Even more concerning, some B2B service providers reserve the right to misuse our customers’ data. We evaluated one communication provider whose privacy policy said that they were free to combine information that they collected about an email on their site with the information in the content that Neeva sent to those same emails. Similarly, when using URL shortener services, we could not reliably confirm from a leading provider that information resulting from Neeva users clicking and following shortened URLs would not be used for advertising! Needless to say, our commitment to user privacy must extend to every service we use. These services lost a potential client because they were unable or unwilling to commit to respecting user trust.

We don’t say this to call out particular providers, but instead to call out a mindset. Every platform advertises how it will help you understand your audience, from simple things like open rate or click-through rate to sophisticated options like audience demographics that rely on user tracking joining with third-party data. What very few of these products advertise is how they will help you protect your audience. User data is very valuable, and refraining from questionable and invasive data collection can seem like leaving money on the table. Service providers need to work to understand the mindset of companies who see user data as a sacred trust, and not a resource to be exploited. There are quite a few of us, and as people seek services that respect their privacy, the number will only grow.

As a company, we have to put our money where our mouth is. We have been careful to pick tools that serve our needs and allow us to protect our user’s privacy, such as Mailchimp for mail or for analytics. In cases where we have had difficulty finding options that align with our principles, we’ve built our own, as we did for collecting customer feedback and creating shortened URLs.

Our plea to the industry is to make this easier. Creating privacy-friendly services is becoming the norm for consumer services. Make it easier for us to find and buy solutions that take privacy seriously. Put data collection options up-front, and clearly explain what is being collected, where it’s from, and most importantly how to control it.
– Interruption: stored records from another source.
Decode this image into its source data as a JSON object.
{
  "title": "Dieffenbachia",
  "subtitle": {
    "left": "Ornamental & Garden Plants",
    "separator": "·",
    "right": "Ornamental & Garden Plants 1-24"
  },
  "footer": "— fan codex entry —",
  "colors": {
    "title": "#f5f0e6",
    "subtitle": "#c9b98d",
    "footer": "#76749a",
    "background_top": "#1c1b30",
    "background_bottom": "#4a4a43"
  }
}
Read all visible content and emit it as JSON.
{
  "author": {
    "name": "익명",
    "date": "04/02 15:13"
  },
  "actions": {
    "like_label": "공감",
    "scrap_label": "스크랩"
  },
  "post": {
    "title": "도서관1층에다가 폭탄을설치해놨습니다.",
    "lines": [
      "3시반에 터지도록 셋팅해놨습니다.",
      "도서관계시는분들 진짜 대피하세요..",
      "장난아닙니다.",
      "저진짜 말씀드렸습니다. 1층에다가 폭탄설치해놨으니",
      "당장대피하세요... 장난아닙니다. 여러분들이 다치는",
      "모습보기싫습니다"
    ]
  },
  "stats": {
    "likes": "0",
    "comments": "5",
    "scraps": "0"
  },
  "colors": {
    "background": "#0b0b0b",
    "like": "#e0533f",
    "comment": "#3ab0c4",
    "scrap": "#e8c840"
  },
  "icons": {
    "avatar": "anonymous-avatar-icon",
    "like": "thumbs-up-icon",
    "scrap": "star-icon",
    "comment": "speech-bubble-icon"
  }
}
As user-facing companies become more privacy-sensitive, there’s an increasing need for B2B services that share that goal.

Respecting user privacy isn’t something that can be done in the last mile. It requires us to respect our users from end-to-end and at every point we touch, whether it’s through email, social media, customer support, websites, or our apps. A chain is only as strong as its weakest link; we can’t build privacy-first products without service providers that do the same. As people become more aware of how their data is collected and used, they will hold us to an increasingly high standard. Respecting user privacy is something all of us should embrace.